One evening, a television discussion brought this into sharp focus. A host and two psychological experts were talking about post-disaster intervention and the groups most in need of it. They identified three kinds of people.
The first were those directly injured by the disaster. The second were the rescue workers who entered the scene, saw the devastation with their own eyes, and carried the weight of what they had witnessed. The third were the people who saw the disaster unfold, the largest group of all. Their need for psychological support was no less real, because proximity to suffering can leave deep scars even when one is not physically buried in the ruins.
The conversation went into the details of psychological care after catastrophe. Much of the focus was on people in the disaster zone, and within that, special attention was given to children and adolescents. The program discussed methods, practical approaches, and the feasibility of helping young survivors process trauma. On the screen behind them were images of children and teenagers receiving counseling and emotional support.
That response felt not only right, but urgently necessary. After a disaster, what needs rebuilding is not just roads, bridges, houses, and dams. The human spirit also has to be restored. And among all those in need, children deserve the greatest care.
This has always seemed especially important. In the face of disaster, people showed courage, endurance, and extraordinary resolve. But bravery should not blind us to the spiritual shock and psychological damage left behind. While many were still thinking through that problem, reports were already showing that mental health support for people in the affected areas was being organized and delivered at remarkable speed.

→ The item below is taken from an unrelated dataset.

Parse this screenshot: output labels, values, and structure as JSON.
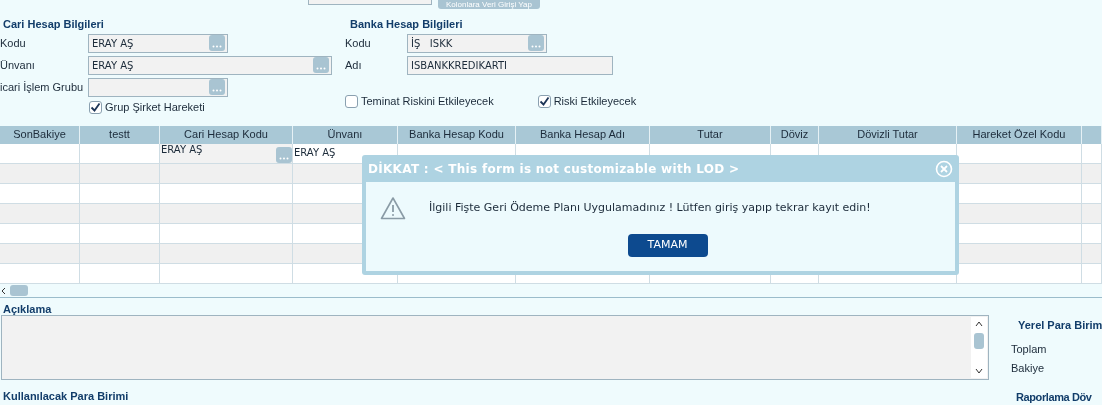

That quick reaction from both society and the media was deeply reassuring.
In an age so often preoccupied with money and material concerns, it is no small thing to see such attention paid to the inner life. It speaks to a growing maturity in society. On television, when children and adults in the disaster areas began to show the faint return of a smile under this care, it was hard not to be moved. We may be powerless to stop an earthquake, but we are not powerless in what we do afterward. To help rescue people from emotional ruin as well as physical ruin requires wisdom, compassion, and courage.
No one needs to be told that rebuilding devastated communities will be long and difficult. But under that burden, can we hold on to the conviction that inner reconstruction matters too? Can we persist in it with the same stubborn determination used to clear rubble and raise walls again?
When disaster destroys a home, the most urgent needs are obvious: food, shelter, roads, bridges, water systems, all the labor that must be repeated day after day to make life livable again. In such circumstances, it is easy to have little energy left to care for the mind, and especially for the hearts of the young. Children in the disaster zone may survive the collapse only to live on in silence, keeping company with the shadow of what they lost. Teenagers may hide their smiles behind gloom, carrying not only grief for dead family members but also a lasting loneliness.
Long-term emotional repression shapes a person’s character with undeniable force. A child may be lucky enough to escape the earthquake itself, yet later fall into an abyss of the spirit. If that happens, can we really say reconstruction has succeeded?
Anything worth doing requires persistence. The intelligence and courage shown in the moment of disaster were real. The harder question is whether that same strength can endure later, when material life gradually improves and urgency fades. Immediate psychological intervention is good and necessary, but being timely is not the same as being healed. Early treatment is not the same as sustained care.
What remains ahead is still a heavy responsibility. After disaster, the task is never only to restore material homes. We must also rebuild the inner space in which people can live.